If you use the trigger of SEQUENCE to generate the primary key, we can get the primary key from sequence_name.currval and then execute the insert statement.

 @Insert(“INSERT INTO STUDENTS(NAME,EMAIL,ADDR_ID, PHONE)
VALUES(#{name},#{email},#{address.addrId},#{phone})”)
@SelectKey(statement=”SELECT STUD_ID_SEQ.CURRVAL FROM DUAL”,
keyProperty=”studId”, resultType=int.class, before=false)
Int insertStudent(Student student);

2.@Update
We can use the @Update annotation to declare an UPDATE.
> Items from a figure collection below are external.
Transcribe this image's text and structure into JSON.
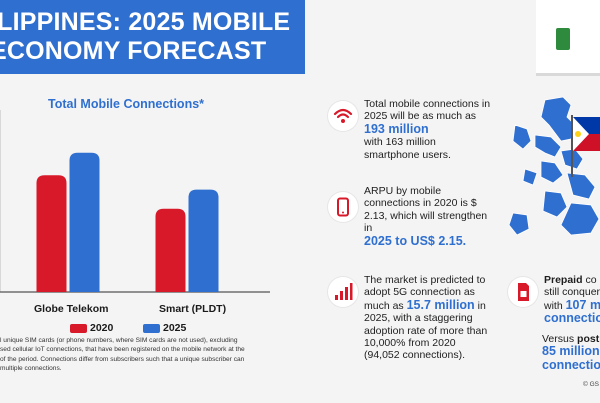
{
  "header": {
    "title_line1": "ILIPPINES: 2025 MOBILE",
    "title_line2": "ECONOMY FORECAST"
  },
  "chart_data": {
    "type": "bar",
    "title": "Total Mobile Connections*",
    "categories": [
      "Globe Telekom",
      "Smart (PLDT)"
    ],
    "series": [
      {
        "name": "2020",
        "values": [
          73,
          52
        ],
        "color": "#d8192a"
      },
      {
        "name": "2025",
        "values": [
          87,
          64
        ],
        "color": "#2f6fd0"
      }
    ],
    "ylim": [
      0,
      100
    ],
    "grid": false,
    "legend": "bottom"
  },
  "footnote": "l unique SIM cards (or phone numbers, where SIM cards are not used), excluding\nsed cellular IoT connections, that have been registered on the mobile network at the\nof the period. Connections differ from subscribers such that a unique subscriber can\nmultiple connections.",
  "stats": {
    "s1": {
      "pre": "Total mobile connections in 2025 will be as much as",
      "highlight": "193 million",
      "post": "with 163 million smartphone users.",
      "icon": "wifi-icon"
    },
    "s2": {
      "pre": "ARPU by mobile connections in 2020 is $ 2.13, which will strengthen in",
      "highlight": "2025 to US$ 2.15.",
      "icon": "smartphone-icon"
    },
    "s3": {
      "pre": "The market is predicted to adopt 5G connection as much as",
      "highlight": "15.7 million",
      "post": "in 2025, with a staggering adoption rate of more than 10,000% from 2020 (94,052 connections).",
      "icon": "signal-bars-icon"
    },
    "s4": {
      "bold": "Prepaid",
      "pre": "co",
      "line2": "still conquer",
      "pre3": "with",
      "highlight": "107 m",
      "line4": "connection",
      "icon": "sim-card-icon"
    },
    "s5": {
      "pre": "Versus",
      "bold": "postp",
      "highlight": "85 million",
      "line3": "connection"
    }
  },
  "colors": {
    "accent": "#2f6fd0",
    "red": "#d8192a",
    "flag_blue": "#0038a8",
    "flag_red": "#ce1126",
    "flag_yellow": "#fcd116"
  },
  "copyright": "© GS"
}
@Update(“UPDATE STUDENTS SET NAME=#{name}, EMAIL=#{email},
PHONE=#{phone} WHERE STUD_ID=#{studId}”)
Int updateStudent(Student student);
In the updateStudent() method, we used the @Update annotation and will return the affected rows.

StudentMapper mapper = sqlSession.getMapper(StudentMapper.class);
Int noOfRowsUpdated = mapper.updateStudent(student);

3.@Delete
We can use @Delete to implement the declaration of DELETE.

@Delete(“DELETE FROM STUDENTS WHERE STUD_ID=#{studId}”)
Int deleteStudent(int studId);
The method of deleteStudent() will return the affected row.

4.@Select
We can use the @Select annotation to implement the SELECT mapping.

 Package com.owen.mybatis.mappers;
Public interface StudentMapper
{
@Select(“SELECT STUD_ID AS STUDID, NAME, EMAIL, PHONE FROM
STUDENTS WHERE STUD_ID=#{studId}”)
Student findStudentById(Integer studId);
}
To match the instance of the Student object, we use studId as an alias for stud_id. How to return a value with multiple rows will report a TooManyResultException error.